Some friends who built what they thought was a typhoon-proof house finally lost a handful of Guaranteed! windows.  They were then told that the windows were guaranteed against wind, but not, say, wind-blown coconuts.  I think that the idea is that nothing is completely storm-proof.  There was a discussion years ago on another list whether it makes better sense in areas where storms happen regularly to build lightly--planning to quickly rebuild all but maybe a (semi) secure core afterwards or heavily, in which if there was damage it would be big-time trouble.

There was at least one tornado (or straight-line storm) in my area this afternoon.  Saw the barometer down as low as I'd ever seen it here, plenty of wind, even with the hill at my back.

And the dogs just wanted out, so I was treated to cool, spring peepers, fair amount of wind, bright moon, completely clear, except for some lightning to the north.

jwv

I think the key to a typhoon proof house is to build it with indigenous renewable material and don't put anything in it that can't be easily replaced.  Then when it gets typhooned, you rebuild.  We get way too attached to STUFF.

judy  [smiley=undecided.gif]

trying to detach from too much stuff


bartholomew

QuoteI was treated to cool, spring peepers
You've lost me Amanda...what are peepers???

spinnm

We were talking to some guys in Baja as they built a house for a gringo.  Got interested in how they dried their lumber...whole logs placed in a fire, how they cut lumber...hatchets and adzes and wedges....how they were building walls....waddle and daub with plaster over.

Then there was the roof.  Like these.  They call them "palapa" in Mexico.  I asked him how they kept the tarantulas and other creapies out.  "Fumigar", he said.  Once a year you move out and they fumigar the place ;D  Wind would be the least of my worries.

Amanda_931

#7
The little frogs that go peep peep peep all through the night starting in spring.  I should have said cool air.   You can listen to them on this site:

http://www.naturesound.com/frogs/pages/peeper.html


Ailsa C. Ek

Oh, peepers!  *melt*  We're still short of peeper season here, but the thought of a chorus of spring peepers outside my window is almost enough to make me try to talk DH into that plot that was half wetlands after all.


glenn kangiser

I have a frog pond on the roof of my house that they sing in -- they are so loud that the neighbors can hear them at night through the trees about 1000 feet away.  It sounds like hundreds although its not.  They spend the summer in the rooftop garden eating bugs, so we don't have to spray insecticides.  We also have Preying Mantis each year - another good bug eater along with a few bats.
"Always work from the general to the specific." J. Raabe

Glenn's Underground Cabin  http://countryplans.com/smf/index.php?topic=151.0

Please put your area in your sig line so we can assist with location specific answers.

bartholomew

Oh, and I was thinking something like an early spring berry.
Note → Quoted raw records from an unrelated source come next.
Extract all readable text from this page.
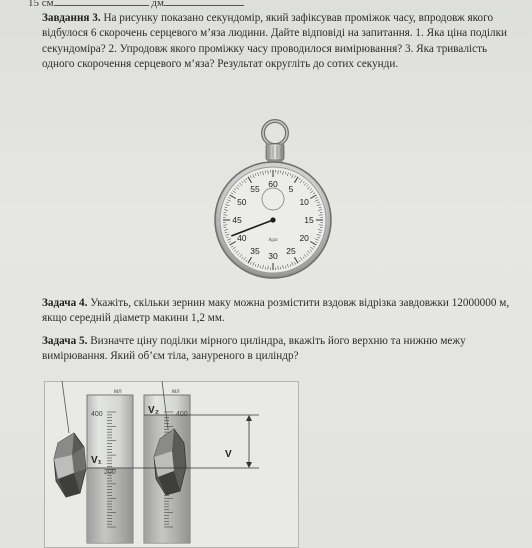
15 см	дм
Завдання 3. На рисунку показано секундомір, який зафіксував проміжок часу, впродовж якого відбулося 6 скорочень серцевого м’яза людини. Дайте відповіді на запитання. 1. Яка ціна поділки секундоміра? 2. Упродовж якого проміжку часу проводилося вимірювання? 3. Яка тривалість одного скорочення серцевого м’яза? Результат округліть до сотих секунди.
60 5
10
15
20
25
30
35
40
45
50
55
Agat
Задача 4. Укажіть, скільки зернин маку можна розмістити вздовж відрізка завдовжки 12000000 м, якщо середній діаметр макини 1,2 мм.
Задача 5. Визначте ціну поділки мірного циліндра, вкажіть його верхню та нижню межу вимірювання. Який об’єм тіла, зануреного в циліндр?
мл
400
200
V₁
мл
400
V₂
V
Around my place there are tree frogs (about 2" long) and tailed frogs (about 1").  The tailed frogs live in/around streams and are mute. The tree frogs don't have to stay near water. They make the typical ribbet sound usually associated with frogs. I have yet to spot either.


Amanda_931

I don't know that I've ever seen one--they were out again tonight.

The picture on my (not all that big laptop) monitor is probably twice as large as the little guy really is.